D'un revers de main, elle essuya la larme unique qui piquait sa bouche écorchée. Le poids qui écrasait sa poitrine l'empêchait de respirer. Elle fit un effort gigantesque pour sortir du brouillard mental - alcool et douleur mêlés - dans lequel elle errait depuis des heures. Inspira et expira profondément. Le souffle enfin plus calme, elle le fixa intensément. Elle ne pouvait rien faire d'autre que de le regarder, ses yeux ancrés aux siens. La peur au ventre. Sûre que si elle clignait des yeux, il s'évanouirait encore dans les flammes. Elle secouait la tête, niant ce qu'elle voyait.

- Tu es mort. J'ai vu le bateau exploser.

- Navire.

La rectification machinale lui fit l'effet d'une claque. Elle se mit à trembler de plus en plus fort.

- Hé !

Il ne savait comment la sortir de là. Visiblement le choc avait été violent. Il n'osait la toucher au risque de l'effrayer encore davantage. Son regard vague était dangereusement proche de la folie.

- Et la règle numéro trois, ex-Agent Shepard ?

D'une voix frémissante, elle s'appliqua à réciter.

- Règle n° 3 : ne jamais croire ce qu'on vous dit, toujours vérifier par soi-même.

Elle avança la main, s'arrêta à quelques millimètres du tee-shirt noir. Quelques secondes s'étirèrent, interminables. Enfin, elle osa le toucher. Le contact doux du tissu, le mouvement lent et régulier de sa respiration sous ses doigts, la chaleur qui émanait de son corps, eurent raison de ses doutes. Fermant les yeux de soulagement, elle revint pleinement dans le monde réel. Elle posa son front contre le torse large, un bref instant. Quand elle releva la tête, elle était redevenue elle-même.

- Tu te souviens que je suis ton patron ?

- Oui, Directeur !

- Je t'interdis de mourir encore. Est-ce que c'est clair, Agent Spécial Gibbs ?

Sa voix avait à peine fléchi. Elle se leva, un peu vite, pour éviter de se mettre dans l'embarras, dangereusement proche des larmes. La tête lui tourna. Elle vacilla, prise d'un léger vertige. Trop de bourbon, et trop d'émotions. Elle grimaça en entendant Gibbs rire doucement.

- Une demi-bouteille de bourbon ! Tu es ivre, Directeur Shepard !

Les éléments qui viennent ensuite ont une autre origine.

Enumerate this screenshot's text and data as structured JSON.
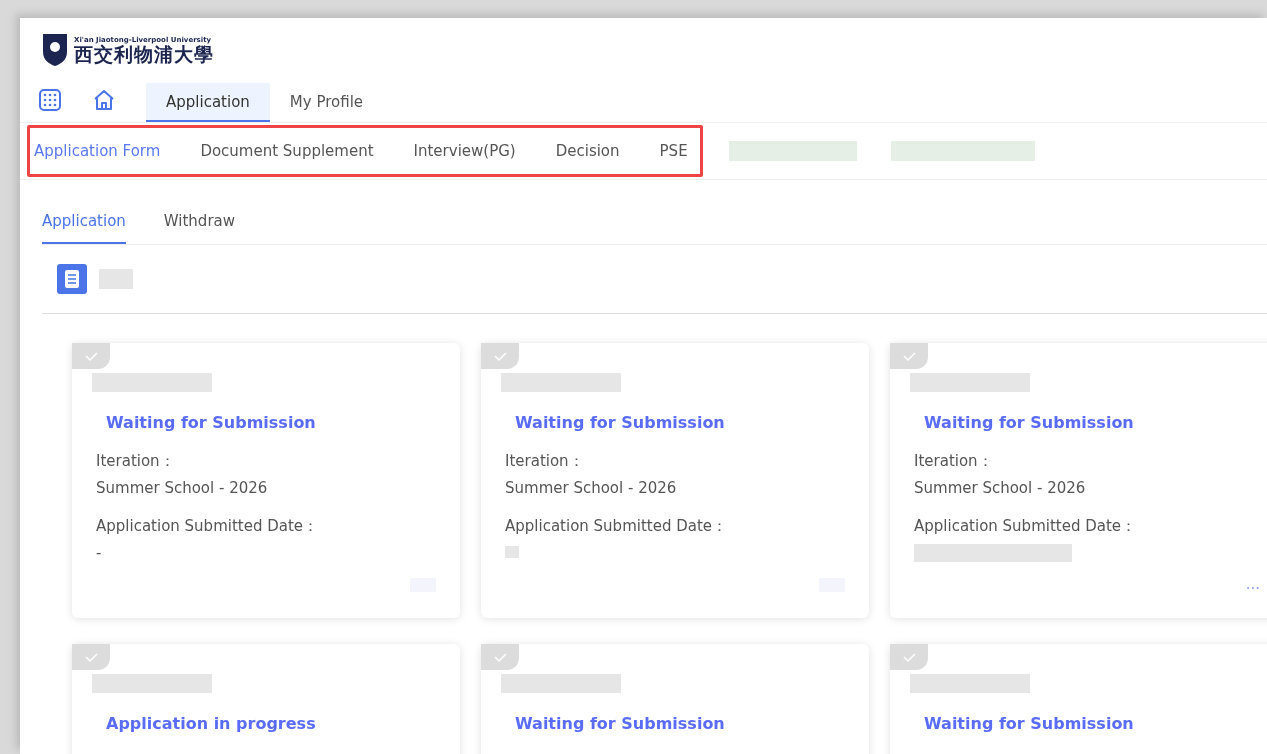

- C'est probablement vrai.

Il était étonné qu'elle l'admette. Elle était vraiment secouée. Alors pour la première fois depuis qu'elle était réveillée, il la toucha. Sa grande main saisit doucement son menton, relevant son visage pâli vers lui. Ses doigts glissèrent le long de la mâchoire délicate, effleurèrent sa gorge et vinrent enserrer tendrement sa nuque, pesant doucement jusqu'à qu'elle pose sa tête sur son épaule. De son bras libre, il encercla sa taille et l'attira contre lui, jusqu'à ce que leurs corps se frôlent et que chacun perçoive la chaleur de l'autre. Il se retint de la serrer plus fort, posa le menton sur le haut de son crâne. Elle ne vit pas le sourire mi-tendre mi-moqueur qui étira sa bouche, quand, de son côté, elle se raidit - à peine - pour se pas se laisser aller à blottir contre lui.